Neil is against cruel practices against animals and presented a petition to the Animal Welfare Minister in 2014 for far stronger controls on live animal exports. He has also worked to prevent dolphins being caught up in fishing nets on the South West coast.

Increased Sentences for Animal Cruelty

Neil campaigned strongly for an increase to the maximum sentence for those convicted of animal cruelty from 6 months to 5 years. He harried the Government time and time again on this issue, leading Parliamentary debates and speaking at official events calling for an increase in sentence limits. Under his Chairmanship, the Environment, Food and Rural Affairs Select Committee called for an increase to five year sentences in their animal welfare report.

In September 2017, the Environment Secretary, Michael Gove, heeded Neil's call and announced the Government would be raising the maximum sentence from 6 months to 5 years. Neil is delighted Ministers have seen sense on this vital animal welfare issue. 

Chair of the Environment, Food and Rural Affairs Select Committee

Neil has been Chair of the Environment, Food and Rural Affairs Select Committee since 2015. This means he is responsible for scrutinising the Government on animal welfare issues.

In February 2016, the Committee published its report on Greyhound Welfare, under Neil's chairmanship. The report called for a new requirement for bookmakers - who profit from greyhound racing - to make a financial contribution to greyhound welfare. It also recommended wider and stronger welfare regulations to better protect greyhounds in their kennels, as well as on the racetracks. 
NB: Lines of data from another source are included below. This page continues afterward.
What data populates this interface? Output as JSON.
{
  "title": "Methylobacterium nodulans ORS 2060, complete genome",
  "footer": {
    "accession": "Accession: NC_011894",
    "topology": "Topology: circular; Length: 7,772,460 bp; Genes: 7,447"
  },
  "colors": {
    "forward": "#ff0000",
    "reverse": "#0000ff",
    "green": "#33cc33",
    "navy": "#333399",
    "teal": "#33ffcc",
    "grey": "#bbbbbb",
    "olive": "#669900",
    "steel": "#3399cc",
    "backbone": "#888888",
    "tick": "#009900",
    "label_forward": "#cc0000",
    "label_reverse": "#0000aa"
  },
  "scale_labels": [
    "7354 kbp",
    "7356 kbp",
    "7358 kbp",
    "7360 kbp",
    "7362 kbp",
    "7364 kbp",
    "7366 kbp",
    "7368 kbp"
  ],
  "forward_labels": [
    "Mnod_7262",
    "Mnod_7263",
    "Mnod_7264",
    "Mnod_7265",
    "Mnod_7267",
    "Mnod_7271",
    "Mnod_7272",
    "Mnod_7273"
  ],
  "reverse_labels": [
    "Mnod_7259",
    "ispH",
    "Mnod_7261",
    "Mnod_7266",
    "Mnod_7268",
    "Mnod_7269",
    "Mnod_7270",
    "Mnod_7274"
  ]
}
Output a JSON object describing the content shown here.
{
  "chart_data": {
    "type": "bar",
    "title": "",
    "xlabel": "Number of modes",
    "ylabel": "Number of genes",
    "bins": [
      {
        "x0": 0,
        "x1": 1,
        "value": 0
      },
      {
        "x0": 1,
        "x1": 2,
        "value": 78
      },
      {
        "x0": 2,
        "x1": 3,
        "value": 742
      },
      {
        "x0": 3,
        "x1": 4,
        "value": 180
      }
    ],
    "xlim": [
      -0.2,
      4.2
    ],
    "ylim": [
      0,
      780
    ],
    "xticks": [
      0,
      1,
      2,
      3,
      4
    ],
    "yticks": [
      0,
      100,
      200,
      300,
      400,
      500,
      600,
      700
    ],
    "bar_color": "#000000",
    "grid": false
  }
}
In November 2016, the Committee also a wider-ranging report on the welfare of domestic pets. Recommendations included:

  • Licensing for anyone breeding two litters or more per year.
  • A ban on third party sale of dogs
  • Stricter rules on internet sales
  • A duty of councils to uphold animal welfare laws
  • A sharp increase in the maximum penalty for animal cruelty from 6 months to five years. 

The Committee also looked at Breed Specific Legislation (BSL) - and recommended changes along the lines of 'deed not breed'. The report conclusions can be found here

Most recently, the Committee looked at Puppy Smuggling. The inquiry was incomplete on dissolution for a General Election, but a number of recommendations were made about reforms to prevent the cruel trade. 


Greyhound Gambling Levy

Following the Greyhound Report, which looked at the welfare of racing greyhounds, Neil has been working with the industry to improve greyhound welfare. 

In Parliament, Neil led a debate which called for the introduction of a Greyhound Gambling Levy, which would work in a similar way to the horse race betting levy. After Britain leaves the EU, it will be able to introduce such a system, which could generate crucial extra funds for the re-homing and care of greyhounds

Neil welcomed the increased voluntary contributions of betting companies, but will continue to press the Government for action in this area should he be returned to Parliament. 

Dog of the Year

Back in October 2011, Neil’s labrador, Wilberforce, won the Westminster Dog of the Year competition.

One of the judges, Clarissa Baldwin (CEO of Dogs Trust), said “Our Westminster Dog of the Year competition is all about celebrating the unique bond between person and dog, and Wilberforce is this year’s victor because the judges could clearly see the mutual love and respect between him and Neil.”

The competition is a good, non-serious, reminder of animal welfare issues and the importance of preventing cruelty to any animal.